Scott M T
Dev Biol Stand. 1977;38:307-10.
Treatment of a chemically induced mouse solid fibrosarcoma using either non-specific (C. parvum 350 mu i.v.), or specific active (s.c. C. parvum mixed with 5.10(5) irradiated tumour cells) immunotherapy, 4 days after a single dose of cyclophosphamide (200 mg/kg) was synergistically more effective than either C. parvum or drug treatment alone. A contributory factor may be that cyclophosphamide pretreatment has been shown to potentiate the specific antitumour immunity that arises from C. parvum interaction with tumour antigen. Systemic C. parvum before cyclophosphamide will potentiate the antitumour effects of the drug--previously ineffective low doses becoming effective. No similar potentiation of the effects of another alkylating agent, Melphalan, was evident.

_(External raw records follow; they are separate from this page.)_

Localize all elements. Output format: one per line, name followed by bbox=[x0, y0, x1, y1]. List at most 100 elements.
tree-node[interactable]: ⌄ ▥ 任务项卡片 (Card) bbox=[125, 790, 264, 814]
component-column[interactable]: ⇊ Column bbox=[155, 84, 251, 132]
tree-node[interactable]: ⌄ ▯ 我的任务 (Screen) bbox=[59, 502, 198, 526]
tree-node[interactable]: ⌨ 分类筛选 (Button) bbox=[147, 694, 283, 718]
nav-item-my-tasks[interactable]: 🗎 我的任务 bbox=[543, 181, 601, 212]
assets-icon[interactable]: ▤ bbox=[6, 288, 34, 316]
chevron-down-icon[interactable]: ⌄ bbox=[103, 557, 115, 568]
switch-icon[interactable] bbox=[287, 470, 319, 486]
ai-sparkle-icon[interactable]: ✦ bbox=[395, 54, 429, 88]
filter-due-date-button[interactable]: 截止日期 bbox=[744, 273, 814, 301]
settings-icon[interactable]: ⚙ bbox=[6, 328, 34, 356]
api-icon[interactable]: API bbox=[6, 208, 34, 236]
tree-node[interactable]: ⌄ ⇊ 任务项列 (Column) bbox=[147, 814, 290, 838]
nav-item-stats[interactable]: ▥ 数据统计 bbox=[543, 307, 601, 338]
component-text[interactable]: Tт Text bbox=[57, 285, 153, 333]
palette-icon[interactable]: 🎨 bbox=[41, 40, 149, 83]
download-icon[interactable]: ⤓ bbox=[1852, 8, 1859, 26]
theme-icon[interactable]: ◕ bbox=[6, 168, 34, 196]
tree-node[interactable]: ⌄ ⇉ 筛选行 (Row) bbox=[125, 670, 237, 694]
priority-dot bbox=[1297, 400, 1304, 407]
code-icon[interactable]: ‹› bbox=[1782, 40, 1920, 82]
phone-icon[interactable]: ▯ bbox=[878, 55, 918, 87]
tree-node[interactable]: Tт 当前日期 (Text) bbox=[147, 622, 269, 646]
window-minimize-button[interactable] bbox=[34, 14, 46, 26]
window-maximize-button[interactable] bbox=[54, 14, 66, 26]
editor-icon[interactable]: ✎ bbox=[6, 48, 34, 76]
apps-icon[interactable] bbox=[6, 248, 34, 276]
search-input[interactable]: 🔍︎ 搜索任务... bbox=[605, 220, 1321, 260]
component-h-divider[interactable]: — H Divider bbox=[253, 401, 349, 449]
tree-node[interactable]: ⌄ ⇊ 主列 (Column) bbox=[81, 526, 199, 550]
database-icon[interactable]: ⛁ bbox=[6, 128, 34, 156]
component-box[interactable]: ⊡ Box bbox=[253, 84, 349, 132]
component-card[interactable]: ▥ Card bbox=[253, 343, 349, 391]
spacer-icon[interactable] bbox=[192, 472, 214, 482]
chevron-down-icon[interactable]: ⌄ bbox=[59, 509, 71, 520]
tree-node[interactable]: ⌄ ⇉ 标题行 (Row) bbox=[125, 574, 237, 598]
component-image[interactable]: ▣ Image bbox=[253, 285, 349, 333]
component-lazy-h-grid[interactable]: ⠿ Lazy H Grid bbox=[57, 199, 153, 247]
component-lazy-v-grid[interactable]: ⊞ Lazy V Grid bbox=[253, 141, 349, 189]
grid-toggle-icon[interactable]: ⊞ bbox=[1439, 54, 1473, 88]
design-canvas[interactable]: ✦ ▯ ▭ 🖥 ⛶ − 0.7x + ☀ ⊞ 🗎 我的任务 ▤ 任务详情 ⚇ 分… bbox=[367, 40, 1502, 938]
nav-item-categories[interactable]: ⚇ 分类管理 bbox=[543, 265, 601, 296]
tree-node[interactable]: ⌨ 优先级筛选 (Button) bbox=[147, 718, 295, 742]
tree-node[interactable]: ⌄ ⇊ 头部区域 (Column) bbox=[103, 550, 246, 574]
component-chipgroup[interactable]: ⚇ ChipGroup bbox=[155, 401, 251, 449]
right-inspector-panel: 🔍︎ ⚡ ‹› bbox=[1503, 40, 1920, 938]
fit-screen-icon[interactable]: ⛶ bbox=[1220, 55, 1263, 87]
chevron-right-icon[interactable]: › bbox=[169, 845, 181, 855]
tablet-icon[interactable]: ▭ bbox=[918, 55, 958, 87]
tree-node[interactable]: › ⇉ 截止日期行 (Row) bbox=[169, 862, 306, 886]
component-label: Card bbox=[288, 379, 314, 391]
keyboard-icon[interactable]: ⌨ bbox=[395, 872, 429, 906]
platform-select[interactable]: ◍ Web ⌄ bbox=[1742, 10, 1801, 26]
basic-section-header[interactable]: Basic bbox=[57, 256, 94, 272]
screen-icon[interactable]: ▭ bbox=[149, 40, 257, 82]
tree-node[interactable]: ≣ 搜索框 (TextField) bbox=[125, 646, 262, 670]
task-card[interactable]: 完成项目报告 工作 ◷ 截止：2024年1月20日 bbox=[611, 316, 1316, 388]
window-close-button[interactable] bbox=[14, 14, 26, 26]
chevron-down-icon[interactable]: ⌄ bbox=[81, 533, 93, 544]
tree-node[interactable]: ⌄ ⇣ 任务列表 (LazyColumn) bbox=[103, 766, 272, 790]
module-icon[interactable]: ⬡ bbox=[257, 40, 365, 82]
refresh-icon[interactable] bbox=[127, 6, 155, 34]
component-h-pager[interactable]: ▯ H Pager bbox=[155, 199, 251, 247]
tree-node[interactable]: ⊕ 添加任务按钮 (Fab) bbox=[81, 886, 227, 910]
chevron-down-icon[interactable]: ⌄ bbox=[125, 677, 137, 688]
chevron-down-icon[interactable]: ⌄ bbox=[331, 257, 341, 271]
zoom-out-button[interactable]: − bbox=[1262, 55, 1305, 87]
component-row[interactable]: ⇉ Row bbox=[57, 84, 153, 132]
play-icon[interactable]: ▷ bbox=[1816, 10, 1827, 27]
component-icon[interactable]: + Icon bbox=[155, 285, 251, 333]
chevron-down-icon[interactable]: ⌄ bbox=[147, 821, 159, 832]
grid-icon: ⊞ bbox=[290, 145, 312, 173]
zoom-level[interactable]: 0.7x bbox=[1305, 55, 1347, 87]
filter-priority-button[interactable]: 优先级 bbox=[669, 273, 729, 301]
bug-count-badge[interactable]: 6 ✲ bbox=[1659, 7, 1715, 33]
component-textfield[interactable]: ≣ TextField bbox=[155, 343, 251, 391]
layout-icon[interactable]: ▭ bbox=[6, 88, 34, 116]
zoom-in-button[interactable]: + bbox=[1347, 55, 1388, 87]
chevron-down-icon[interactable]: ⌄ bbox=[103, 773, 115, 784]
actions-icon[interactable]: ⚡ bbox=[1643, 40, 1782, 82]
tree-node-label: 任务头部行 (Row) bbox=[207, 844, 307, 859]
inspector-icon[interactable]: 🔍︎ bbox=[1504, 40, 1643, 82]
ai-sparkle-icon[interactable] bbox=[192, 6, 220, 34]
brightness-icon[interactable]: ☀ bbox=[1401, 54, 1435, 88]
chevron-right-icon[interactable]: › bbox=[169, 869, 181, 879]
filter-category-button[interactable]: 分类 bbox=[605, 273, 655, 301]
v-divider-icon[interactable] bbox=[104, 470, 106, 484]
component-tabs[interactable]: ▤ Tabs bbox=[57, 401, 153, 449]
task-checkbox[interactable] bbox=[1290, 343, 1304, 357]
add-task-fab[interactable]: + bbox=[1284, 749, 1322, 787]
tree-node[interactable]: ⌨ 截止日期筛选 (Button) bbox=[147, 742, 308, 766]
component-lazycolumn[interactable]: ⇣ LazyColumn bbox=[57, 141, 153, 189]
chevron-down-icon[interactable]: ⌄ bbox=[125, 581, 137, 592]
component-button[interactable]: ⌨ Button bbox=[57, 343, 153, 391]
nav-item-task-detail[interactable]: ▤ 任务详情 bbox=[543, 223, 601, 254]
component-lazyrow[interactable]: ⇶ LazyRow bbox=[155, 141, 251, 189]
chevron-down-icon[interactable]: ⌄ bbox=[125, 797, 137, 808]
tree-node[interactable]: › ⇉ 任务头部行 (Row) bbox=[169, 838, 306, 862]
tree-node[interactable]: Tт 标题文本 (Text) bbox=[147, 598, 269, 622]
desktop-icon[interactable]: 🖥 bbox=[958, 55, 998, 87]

在单次给予环磷酰胺(200mg/kg)4天后,使用非特异性免疫疗法(静脉注射350μl微小隐孢子虫)或特异性主动免疫疗法(皮下注射微小隐孢子虫与5×10⁵个经照射的肿瘤细胞混合液)治疗化学诱导的小鼠实体纤维肉瘤,其协同效果比单独使用微小隐孢子虫或药物治疗更有效。一个促成因素可能是,已证明环磷酰胺预处理可增强微小隐孢子虫与肿瘤抗原相互作用产生的特异性抗肿瘤免疫力。在环磷酰胺之前进行全身性微小隐孢子虫治疗可增强药物的抗肿瘤作用——以前无效的低剂量变得有效。另一种烷化剂美法仑的作用没有明显的类似增强。